13 May 2010

[talk: Dreams]

I'm not sure what's gotten in to me lately, but I've started feeling a little anxious, a little stuck, a claustrophobic.  I'm a dreamer at heart ... people might be surprised at that.  I'm structured and organized, educated and opinionated ... but a dreamer.

Every now and then, I start to panic over the visions I have in my head.  There's never enough time to do it all ... and am I the only woman who feels the clock ticking?  I feel like I have an expiration date on my relevancy ... 

Maybe it all started with my birthday a couple of weeks ago.

Whatever the case, I know that I know that I know that I am where I am supposed to be.  Being a mom is never "JUST" being a mom.  Being a wife, is a also not a "just" kind of a thing.  Daughter, friend, la la la ... same thing.  I know that I'm not "just" anything, and yet sometimes - I feel like there is so much more.

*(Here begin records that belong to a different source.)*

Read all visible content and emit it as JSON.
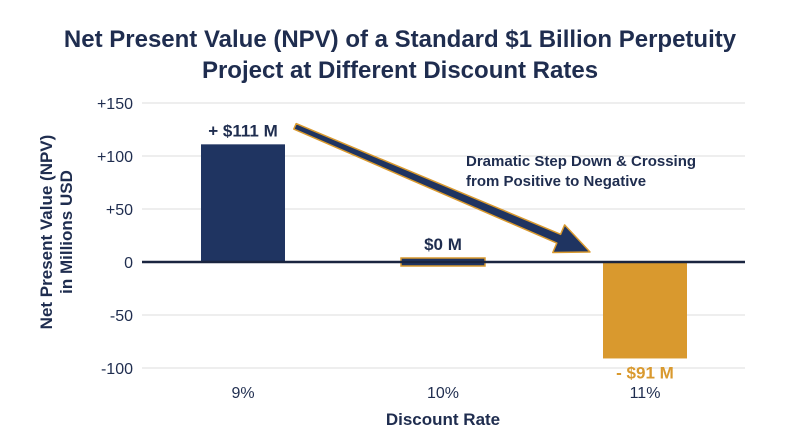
{
  "chart_data": {
    "type": "bar",
    "title": [
      "Net Present Value (NPV) of a Standard $1 Billion Perpetuity",
      "Project at Different Discount Rates"
    ],
    "xlabel": "Discount Rate",
    "ylabel": [
      "Net Present Value (NPV)",
      "in Millions USD"
    ],
    "categories": [
      "9%",
      "10%",
      "11%"
    ],
    "values": [
      111,
      0,
      -91
    ],
    "data_labels": [
      "+ $111 M",
      "$0 M",
      "- $91 M"
    ],
    "ylim": [
      -100,
      150
    ],
    "yticks": [
      150,
      100,
      50,
      0,
      -50,
      -100
    ],
    "ytick_labels": [
      "+150",
      "+100",
      "+50",
      "0",
      "-50",
      "-100"
    ],
    "grid": true,
    "colors": {
      "positive": "#1f3461",
      "zero": "#1f3461",
      "negative": "#d9992e",
      "zero_outline": "#d9992e",
      "grid": "#dcdcdc",
      "text": "#1f2d4f",
      "arrow_fill": "#1f3461",
      "arrow_outline": "#d9992e"
    },
    "annotation": {
      "text": [
        "Dramatic Step Down & Crossing",
        "from Positive to Negative"
      ],
      "from_category": 0,
      "to_category": 2
    }
  }
}
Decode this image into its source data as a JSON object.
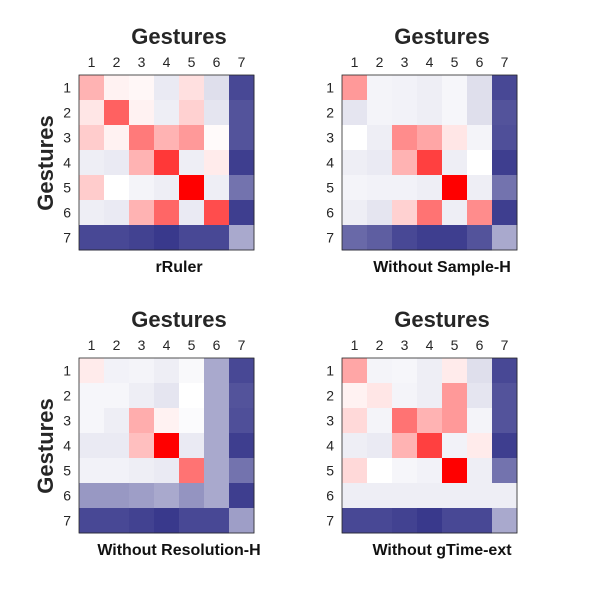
{
  "chart_data": [
    {
      "type": "heatmap",
      "title": "Gestures",
      "ylabel": "Gestures",
      "xlabel": "rRuler",
      "x_ticks": [
        "1",
        "2",
        "3",
        "4",
        "5",
        "6",
        "7"
      ],
      "y_ticks": [
        "1",
        "2",
        "3",
        "4",
        "5",
        "6",
        "7"
      ],
      "values": [
        [
          0.3,
          0.05,
          0.03,
          -0.1,
          0.12,
          -0.15,
          -0.85
        ],
        [
          0.1,
          0.62,
          0.05,
          -0.08,
          0.18,
          -0.12,
          -0.8
        ],
        [
          0.2,
          0.05,
          0.52,
          0.3,
          0.4,
          0.02,
          -0.8
        ],
        [
          -0.08,
          -0.1,
          0.3,
          0.78,
          -0.08,
          0.08,
          -0.9
        ],
        [
          0.2,
          0.0,
          -0.05,
          -0.08,
          1.0,
          -0.08,
          -0.65
        ],
        [
          -0.08,
          -0.1,
          0.3,
          0.6,
          -0.1,
          0.7,
          -0.9
        ],
        [
          -0.85,
          -0.85,
          -0.88,
          -0.92,
          -0.85,
          -0.85,
          -0.4
        ]
      ]
    },
    {
      "type": "heatmap",
      "title": "Gestures",
      "xlabel": "Without Sample-H",
      "x_ticks": [
        "1",
        "2",
        "3",
        "4",
        "5",
        "6",
        "7"
      ],
      "y_ticks": [
        "1",
        "2",
        "3",
        "4",
        "5",
        "6",
        "7"
      ],
      "values": [
        [
          0.4,
          -0.05,
          -0.06,
          -0.08,
          -0.04,
          -0.15,
          -0.85
        ],
        [
          -0.12,
          -0.05,
          -0.06,
          -0.08,
          -0.04,
          -0.15,
          -0.8
        ],
        [
          0.0,
          -0.08,
          0.45,
          0.35,
          0.1,
          -0.05,
          -0.82
        ],
        [
          -0.08,
          -0.1,
          0.3,
          0.75,
          -0.08,
          0.0,
          -0.9
        ],
        [
          -0.05,
          -0.06,
          -0.06,
          -0.08,
          1.0,
          -0.08,
          -0.65
        ],
        [
          -0.08,
          -0.12,
          0.18,
          0.55,
          -0.08,
          0.45,
          -0.9
        ],
        [
          -0.7,
          -0.75,
          -0.85,
          -0.9,
          -0.9,
          -0.8,
          -0.4
        ]
      ]
    },
    {
      "type": "heatmap",
      "title": "Gestures",
      "ylabel": "Gestures",
      "xlabel": "Without Resolution-H",
      "x_ticks": [
        "1",
        "2",
        "3",
        "4",
        "5",
        "6",
        "7"
      ],
      "y_ticks": [
        "1",
        "2",
        "3",
        "4",
        "5",
        "6",
        "7"
      ],
      "values": [
        [
          0.08,
          -0.06,
          -0.05,
          -0.08,
          -0.03,
          -0.4,
          -0.85
        ],
        [
          -0.04,
          -0.04,
          -0.08,
          -0.12,
          0.0,
          -0.4,
          -0.8
        ],
        [
          -0.04,
          -0.08,
          0.32,
          0.05,
          -0.02,
          -0.4,
          -0.82
        ],
        [
          -0.1,
          -0.1,
          0.25,
          1.0,
          -0.1,
          -0.4,
          -0.9
        ],
        [
          -0.06,
          -0.06,
          -0.08,
          -0.1,
          0.55,
          -0.4,
          -0.65
        ],
        [
          -0.48,
          -0.48,
          -0.45,
          -0.4,
          -0.5,
          -0.4,
          -0.9
        ],
        [
          -0.85,
          -0.85,
          -0.88,
          -0.92,
          -0.85,
          -0.85,
          -0.45
        ]
      ]
    },
    {
      "type": "heatmap",
      "title": "Gestures",
      "xlabel": "Without gTime-ext",
      "x_ticks": [
        "1",
        "2",
        "3",
        "4",
        "5",
        "6",
        "7"
      ],
      "y_ticks": [
        "1",
        "2",
        "3",
        "4",
        "5",
        "6",
        "7"
      ],
      "values": [
        [
          0.35,
          -0.05,
          -0.04,
          -0.08,
          0.08,
          -0.15,
          -0.85
        ],
        [
          0.05,
          0.1,
          -0.05,
          -0.08,
          0.4,
          -0.12,
          -0.8
        ],
        [
          0.15,
          -0.05,
          0.55,
          0.3,
          0.4,
          -0.05,
          -0.8
        ],
        [
          -0.08,
          -0.1,
          0.3,
          0.75,
          -0.06,
          0.08,
          -0.9
        ],
        [
          0.15,
          0.0,
          -0.04,
          -0.06,
          1.0,
          -0.08,
          -0.65
        ],
        [
          -0.08,
          -0.08,
          -0.08,
          -0.08,
          -0.08,
          -0.08,
          -0.08
        ],
        [
          -0.85,
          -0.85,
          -0.88,
          -0.92,
          -0.85,
          -0.85,
          -0.4
        ]
      ]
    }
  ]
}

And this whole photography thing has really met a deep need for me to be creative, to interact with others, to feel like I contribute financially in the home - as small as it is.  But I get frustrated with myself because no one thing satisfies the "itch" I have to learn, to grow, to have something new to show for my life.

I have two very big dreams.  Well.  More than that.  But two that linger over me every day ... 

One, is worship.  And I am so freakin' thankful that our home church allows me the privilege of being involved with beautiful people and anointed music.  When I'm involved, the world stops for me.  In that moment, I am doing exactly what I was created for.  And honestly - sometimes I'm sad that it only happens for a few moments each month.  

The second, is a book that I know I'm supposed to create for moms who have lost children.  It's a huge dream - and it's there every single day ... tapping me on the shoulder, asking when I'm going to start doing it.

So.  I'm a dreamer ... and there's never enough time to do all that I want to.  I want to bake organic bread with my kids, have an hour to work out, edit photos, write songs, brainstorm about the book, meet with a friend for some God inspired conversation, walk to the park with my little fam and hear about school and laugh about their stories ... 

I want it all.  Every day.  All the time.

See the problem?

There's never enough time to do it all ... never enough moments to accomplish everything.  And again - the ticking clock of "how long will I be relevant for" ... and I want to kick the enemy in his teeth for pestering me with lies ...  for telling me that I've missed the boat on some opportunities, that the things that I can do are not important, that only others can be used, can impact, can count.

And I don't want to believe that I can't do all that is in my heart ... why can't I?

I guess it comes down to me loving this thing called life.  And I hope that God will allow me to live long and hard ... because I want to do it all.

3 comments:

Canadian Kristin said...

Agreed.

Lisa said...

Welcome to motherhood - especially of 3. Im so thankful that Ron has allowed me to persue my business, and yet there is so much more of my business I want to explore. And yet there is so much more of being a wife, mother, and homemaker that i want to conquer as well. Although when I have attempted some of the things I dream about they are not as gratifying as I thought they would be. Right at this moment I can tell you that there is no other place I want to be than to watch my kids here in hawaii.... if thats all i do is just watch them - its been been a good trip!

Lisa B. said...

I think everything inside of you is a testimony to the amazing power of our God. Recently I have been reminded of all the special things being a woman means...so many beautiful facets to who we are, each with its own time, purpose and function.
Its encouraging and inspiring to hear and see your dreams and visions...keep going & keep shining, you've so much to give to the world!